Sen. Patty Murray, D-Wash., was among those who issued a statement soon after the news of Breyer's impending retirement, calling on Biden to uphold his pledge to nominate a Black woman as the next justice.

"The court should reflect the diversity of our country, and it is unacceptable that we have never in our nation's history had a Black woman sit on the Supreme Court of the United States โ€” I want to change that," she said.

Senate Majority Whip Dick Durbin, D-Ill., echoed those sentiments in a tweet, saying Biden has the opportunity to bring "diversity, experience, and an evenhanded approach to the administration of justice."

Senate Majority Leader Chuck Schumer, D-N.Y., said Biden's nominee will "receive a prompt hearing in the Senate Judiciary Committee, and will be considered and confirmed by the full United States Senate with all deliberate speed."

"America owes Justice Breyer an enormous debt of gratitude," Schumer added.

Republican Sen. Lindsey Graham of South Carolina, who voted for Justices Sonia Sotomayor and Elena Kagan, said if Democrats "hang together," as he expects, they will have the power to replace Breyer without one Republican vote.

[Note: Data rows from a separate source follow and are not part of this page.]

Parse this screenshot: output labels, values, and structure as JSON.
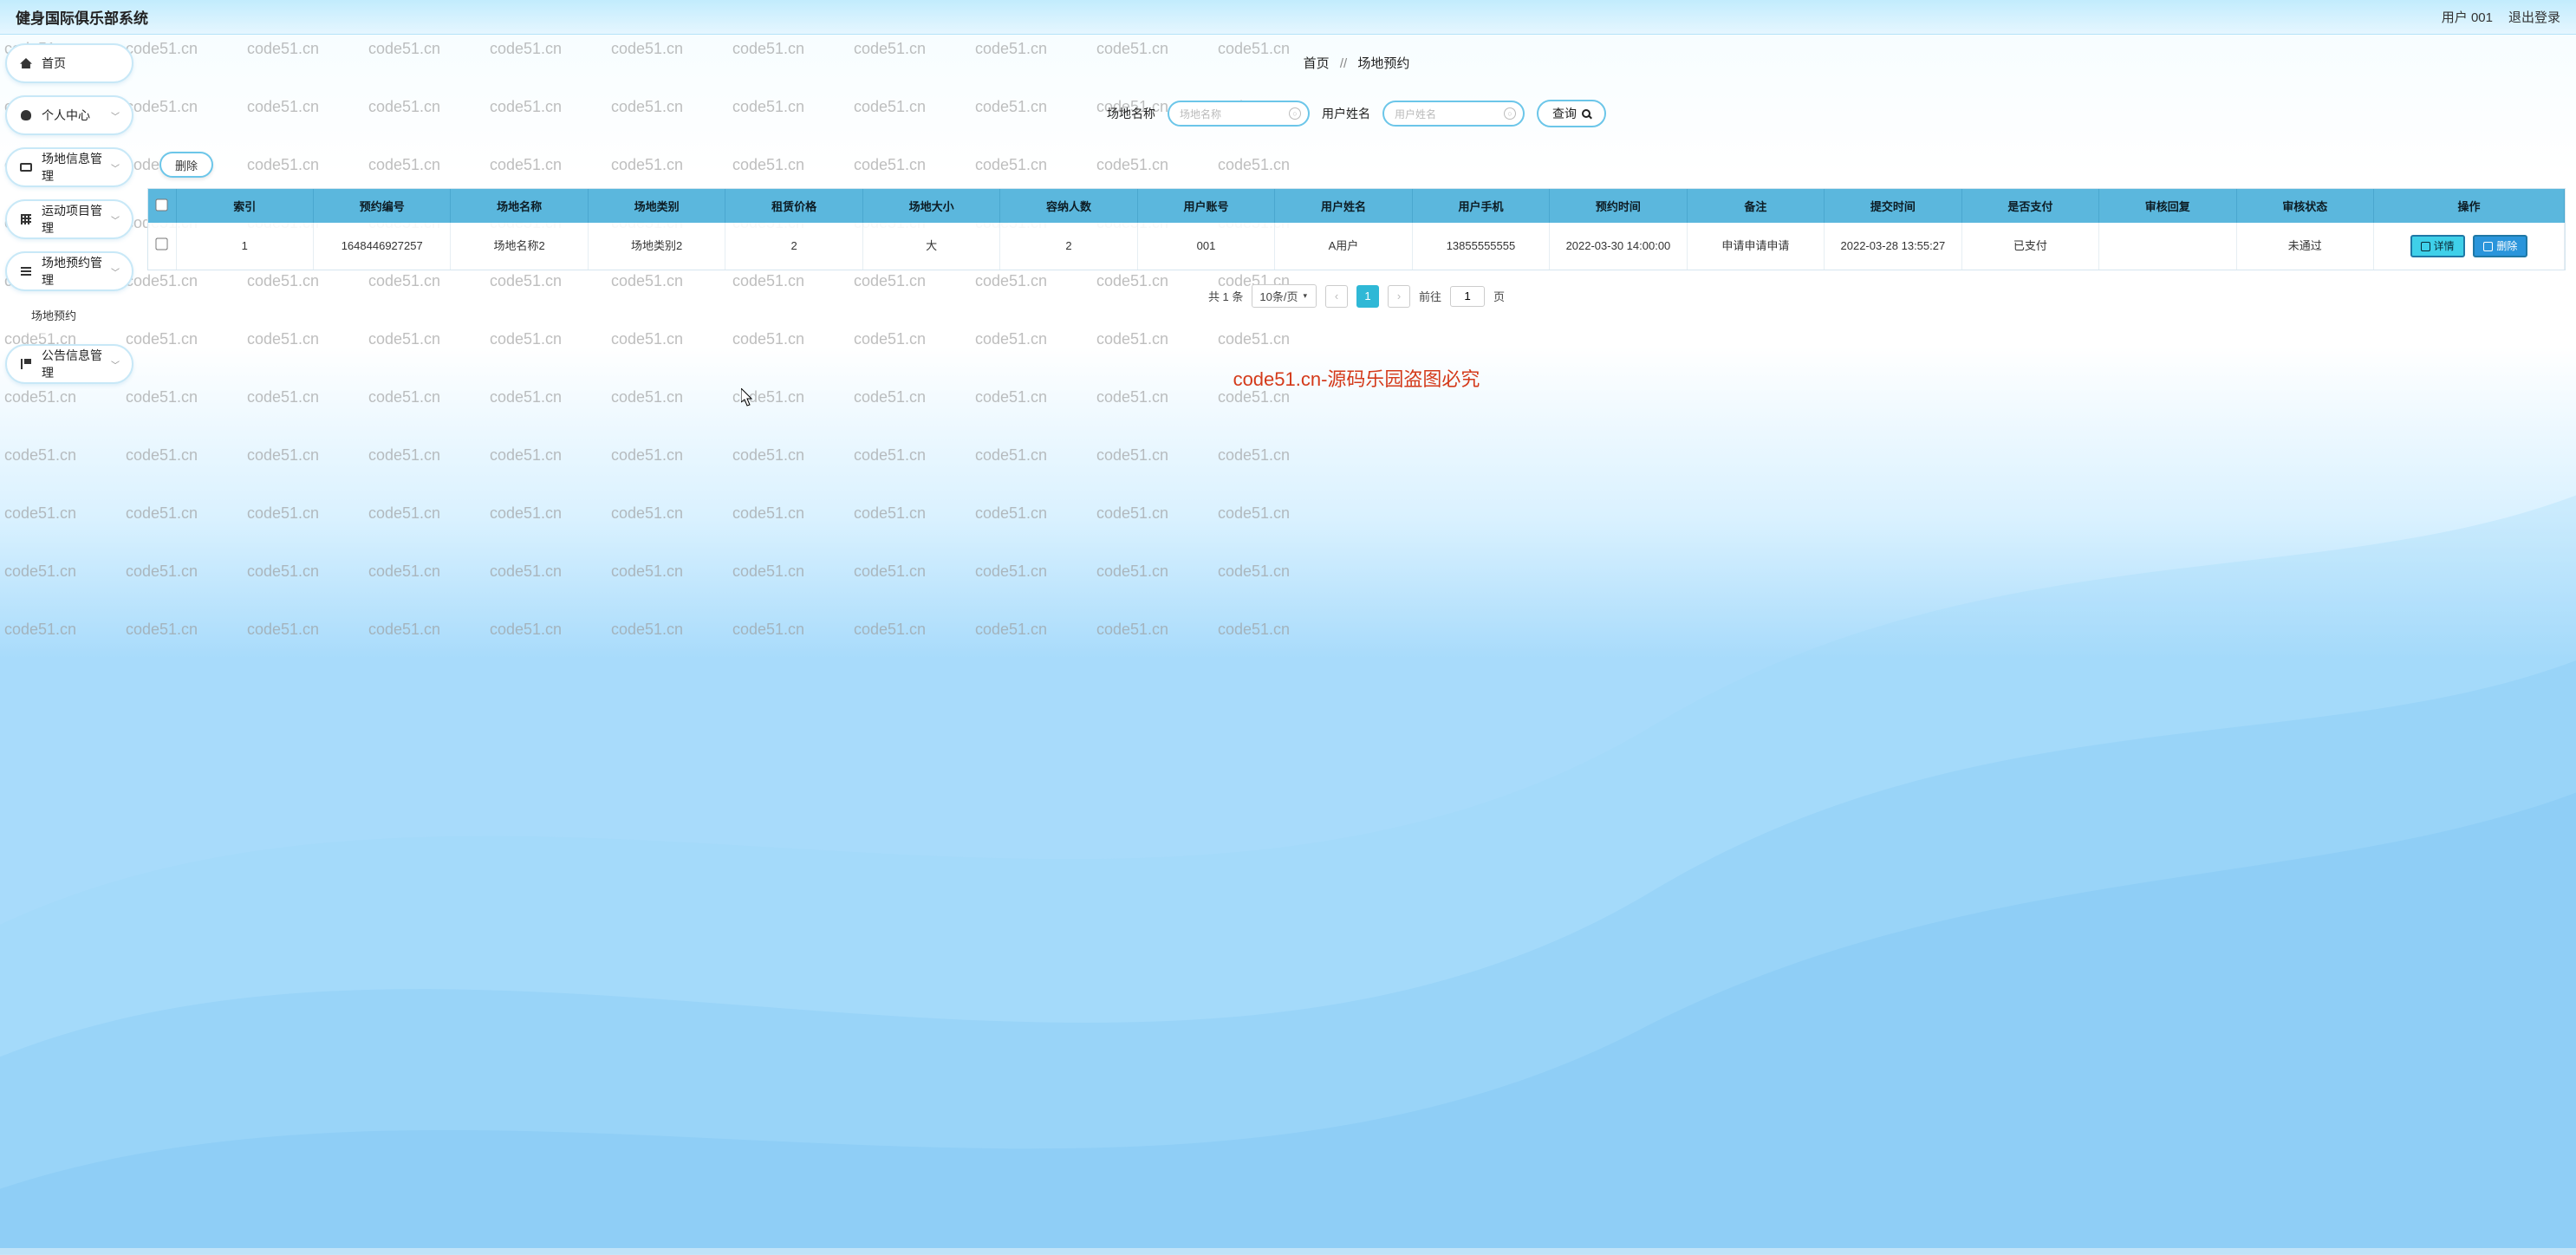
{
  "header": {
    "title": "健身国际俱乐部系统",
    "user_label": "用户 001",
    "logout_label": "退出登录"
  },
  "sidebar": {
    "items": [
      {
        "label": "首页",
        "icon": "home"
      },
      {
        "label": "个人中心",
        "icon": "user",
        "expandable": true
      },
      {
        "label": "场地信息管理",
        "icon": "monitor",
        "expandable": true
      },
      {
        "label": "运动项目管理",
        "icon": "grid",
        "expandable": true
      },
      {
        "label": "场地预约管理",
        "icon": "list",
        "expandable": true,
        "sub": [
          {
            "label": "场地预约"
          }
        ]
      },
      {
        "label": "公告信息管理",
        "icon": "flag",
        "expandable": true
      }
    ]
  },
  "breadcrumb": {
    "home": "首页",
    "sep": "//",
    "current": "场地预约"
  },
  "search": {
    "field1_label": "场地名称",
    "field1_placeholder": "场地名称",
    "field2_label": "用户姓名",
    "field2_placeholder": "用户姓名",
    "query_label": "查询"
  },
  "toolbar": {
    "delete_label": "删除"
  },
  "table": {
    "columns": [
      "索引",
      "预约编号",
      "场地名称",
      "场地类别",
      "租赁价格",
      "场地大小",
      "容纳人数",
      "用户账号",
      "用户姓名",
      "用户手机",
      "预约时间",
      "备注",
      "提交时间",
      "是否支付",
      "审核回复",
      "审核状态",
      "操作"
    ],
    "rows": [
      {
        "cells": [
          "1",
          "1648446927257",
          "场地名称2",
          "场地类别2",
          "2",
          "大",
          "2",
          "001",
          "A用户",
          "13855555555",
          "2022-03-30 14:00:00",
          "申请申请申请",
          "2022-03-28 13:55:27",
          "已支付",
          "",
          "未通过"
        ],
        "actions": {
          "detail": "详情",
          "delete": "删除"
        }
      }
    ]
  },
  "pager": {
    "total_text": "共 1 条",
    "page_size_text": "10条/页",
    "current_page": "1",
    "goto_prefix": "前往",
    "goto_value": "1",
    "goto_suffix": "页"
  },
  "watermark_text": "code51.cn",
  "center_mark": "code51.cn-源码乐园盗图必究"
}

"Elections have consequences, and that is most evident when it comes to fulfilling vacancies on the Supreme Court," Graham said in a statement.

Despite calls from some Biden supporters to add more seats to the Supreme Court to counter its current conservative lean, Breyer said in March that such a move would risk undermining confidence in the court. Advocates of court packing, he said, should "think long and hard before embodying those changes in law."

Appointed by President Bill Clinton, Breyer came to the Supreme Court in 1994 and became one of the court's moderate-to-liberal members, though he often said it was misleading to label justices with such terms.

Breyer believed that interpreting the Constitution should be based on practical considerations, changing with the times. That put him at odds with conservative justices who said the court must be guided by the original intent of the founders.

"The reason that I do that is because law in general, I think, grows out of communities of people who have some problems they want to solve," he said in an interview.

Breyer wrote the court's opinion striking down a state law that banned some late-term abortions in 2000 and dissented seven years later, when the Supreme Court upheld a similar federal law passed by Congress. He supported affirmative action and other civil rights measures. And in a widely noted dissent in 2015, he said the death penalty in America had become so arbitrary that it was probably unconstitutional.

Biden is expected to act quickly to nominate a successor who can be ready to serve when the court's new term begins Oct. 3. A former chairman of the Senate Judiciary Committee, Biden knows firsthand how the confirmation process works.